Resenha: Frankenstein (Mary Shelley)

capa

O livro do mês de Maio é um dos maiores clássicos da história da literatura mundial. Ela conta a horripilante história de
um jovem estudante suíço que ambicionava criar um ser ideal, injetando vida a um corpo morto. Ele não só entra como um grande livro dentro do meio como agrega valor a literatura de mesmo gênero. Frankenstein ou o Prometeu Moderno, mais conhecido simplesmente por Frankenstein, é um romance de terror gótico com inspirações do movimento romântico, de autoria de Mary Shelley, escritora britânica nascida em Londres.

Tudo começa com a história de Victor Frankenstein, um estudante de ciências naturais que constrói um monstro em seu laboratório. Mary Shelley escreveu a história quando tinha apenas 19 anos, entre 1816 e 1817, e a obra foi primeiramente publicada em 1818, sem crédito para a autora na primeira edição. Atualmente costuma-se considerar a versão revisada da terceira edição do livro, publicada em 1831, como a definitiva. O romance obteve grande sucesso e gerou todo um novo gênero de horror, tendo grande influência na literatura e cultura popular ocidental.

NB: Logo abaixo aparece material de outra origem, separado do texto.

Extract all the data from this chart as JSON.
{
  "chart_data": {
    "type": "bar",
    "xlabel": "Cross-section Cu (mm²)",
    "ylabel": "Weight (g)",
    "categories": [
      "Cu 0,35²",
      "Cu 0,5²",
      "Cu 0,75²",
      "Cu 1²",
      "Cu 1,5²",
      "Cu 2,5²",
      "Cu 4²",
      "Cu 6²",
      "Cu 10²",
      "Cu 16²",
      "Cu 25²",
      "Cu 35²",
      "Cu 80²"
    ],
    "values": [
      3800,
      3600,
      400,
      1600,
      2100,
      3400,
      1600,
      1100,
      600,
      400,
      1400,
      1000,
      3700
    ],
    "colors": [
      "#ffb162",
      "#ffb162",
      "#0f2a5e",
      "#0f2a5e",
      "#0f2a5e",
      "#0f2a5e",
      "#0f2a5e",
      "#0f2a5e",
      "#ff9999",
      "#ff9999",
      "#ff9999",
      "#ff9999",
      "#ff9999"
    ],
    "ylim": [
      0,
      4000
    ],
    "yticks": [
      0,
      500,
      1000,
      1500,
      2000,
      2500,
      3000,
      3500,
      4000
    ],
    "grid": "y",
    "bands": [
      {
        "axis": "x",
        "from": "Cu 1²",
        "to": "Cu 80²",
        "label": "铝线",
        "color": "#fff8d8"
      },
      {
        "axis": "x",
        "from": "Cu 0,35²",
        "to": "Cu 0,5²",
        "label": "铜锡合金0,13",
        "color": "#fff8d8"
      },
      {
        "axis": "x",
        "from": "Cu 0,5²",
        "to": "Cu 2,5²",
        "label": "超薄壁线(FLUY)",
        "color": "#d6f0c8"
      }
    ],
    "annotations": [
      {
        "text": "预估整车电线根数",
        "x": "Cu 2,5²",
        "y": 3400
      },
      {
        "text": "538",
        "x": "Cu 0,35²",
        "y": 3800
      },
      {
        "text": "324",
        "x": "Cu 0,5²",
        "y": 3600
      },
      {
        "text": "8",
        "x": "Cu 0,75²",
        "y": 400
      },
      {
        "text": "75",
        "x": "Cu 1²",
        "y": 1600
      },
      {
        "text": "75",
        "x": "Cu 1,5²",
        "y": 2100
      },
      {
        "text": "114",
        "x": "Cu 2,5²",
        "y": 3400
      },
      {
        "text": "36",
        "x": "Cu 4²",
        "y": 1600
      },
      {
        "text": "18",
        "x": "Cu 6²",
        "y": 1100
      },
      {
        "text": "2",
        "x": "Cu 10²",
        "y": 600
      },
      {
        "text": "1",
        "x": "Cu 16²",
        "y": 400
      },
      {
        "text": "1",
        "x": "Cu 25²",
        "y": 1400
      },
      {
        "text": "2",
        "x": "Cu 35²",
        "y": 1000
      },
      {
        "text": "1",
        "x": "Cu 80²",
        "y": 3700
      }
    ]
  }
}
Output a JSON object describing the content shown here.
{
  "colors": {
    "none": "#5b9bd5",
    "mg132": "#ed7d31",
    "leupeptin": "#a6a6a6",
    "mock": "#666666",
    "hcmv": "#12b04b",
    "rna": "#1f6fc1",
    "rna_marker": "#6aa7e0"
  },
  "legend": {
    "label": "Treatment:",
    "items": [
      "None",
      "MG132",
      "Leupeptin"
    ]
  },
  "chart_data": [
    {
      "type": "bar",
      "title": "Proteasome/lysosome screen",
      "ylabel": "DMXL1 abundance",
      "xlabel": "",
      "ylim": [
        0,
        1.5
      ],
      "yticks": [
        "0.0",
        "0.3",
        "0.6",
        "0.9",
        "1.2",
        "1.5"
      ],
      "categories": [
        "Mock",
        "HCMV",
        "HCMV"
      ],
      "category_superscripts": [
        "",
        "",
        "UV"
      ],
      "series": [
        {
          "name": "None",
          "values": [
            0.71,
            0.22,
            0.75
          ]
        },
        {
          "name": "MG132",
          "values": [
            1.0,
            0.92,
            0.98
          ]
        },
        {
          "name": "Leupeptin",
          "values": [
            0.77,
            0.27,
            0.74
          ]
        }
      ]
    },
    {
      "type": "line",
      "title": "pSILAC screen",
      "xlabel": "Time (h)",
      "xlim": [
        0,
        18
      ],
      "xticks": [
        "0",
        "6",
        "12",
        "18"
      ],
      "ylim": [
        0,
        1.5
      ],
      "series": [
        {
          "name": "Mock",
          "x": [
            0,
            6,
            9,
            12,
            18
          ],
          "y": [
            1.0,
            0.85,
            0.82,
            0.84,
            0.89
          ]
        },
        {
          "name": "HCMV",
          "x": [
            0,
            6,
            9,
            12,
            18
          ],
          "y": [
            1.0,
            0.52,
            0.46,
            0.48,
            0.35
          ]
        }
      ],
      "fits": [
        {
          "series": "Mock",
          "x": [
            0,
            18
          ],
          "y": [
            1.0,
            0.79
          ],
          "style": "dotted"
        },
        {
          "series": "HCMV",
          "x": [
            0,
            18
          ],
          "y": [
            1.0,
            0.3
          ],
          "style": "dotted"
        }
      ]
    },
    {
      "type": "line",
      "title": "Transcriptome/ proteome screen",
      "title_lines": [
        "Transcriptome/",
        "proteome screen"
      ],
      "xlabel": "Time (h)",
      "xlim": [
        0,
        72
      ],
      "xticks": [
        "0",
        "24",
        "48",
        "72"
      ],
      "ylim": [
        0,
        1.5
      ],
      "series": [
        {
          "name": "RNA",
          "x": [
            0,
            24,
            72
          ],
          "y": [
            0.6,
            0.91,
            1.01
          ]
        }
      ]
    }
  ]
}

Dento das características do livro fica bem evidente a descrição que temos do monstro criado pelo jovem. Ele tem a pele amarelada e trazia em suas feições expressões que causava uma terrível angustia em seu criador. Podemos ter aqui uma breve comparação onde à humanidade dentro dos seus pequenos poderes acham que podem ter o mesmo poder de criação Divina trazendo com isso sua obsessão por vencer a morte. Dr. Victor Frankenstein cria um ser grotesco e horrível e que nada tinha de mal, mas devido à sua aparência, é abandonado por seu criador e fica a mercê da solidão e sem qualquer contato social, ou ainda afeto.  Embora em sua narrativa, Victor se refira à sua criação como Monstro, a criatura nada mais é que um ser indefeso que passa a vagar pelo mundo após a rejeição de seu criador.

maryshelleynew

Com essa visão que ele tem de seu criador que ele toma consciência de que sua aparência amedronta não só ao seu criador, mas todos à sua volta, nisso ela retorna e comete um assassinato, levando à morte de uma pessoa inocente. Angustiado por ter feito tal crime ele pede para que Victor lhe faça uma companheira, prometendo assim deixá-lo viver em paz, partindo para nunca mais voltar. Victor tenta, mas no meio do processo, desiste. Furioso a criatura quer se vingar de todos da família Frankenstein, até que Victor decide ele mesmo perseguir o monstro que criou para destruí-lo.

Livro altamente reflexivo, crítico e que faz pensar sobre bastantes aspectos dento de nossa sociedade que ultimamente continua tão excludente e desumana e limitada e segregada por grupos. Talvez o maior questionamento seria optar por qual dos dois seria o monstro na verdade!?

Espero que tenham gostado. dessa vez a resenha foi curtinha, mas não menos importante!! até a próxima!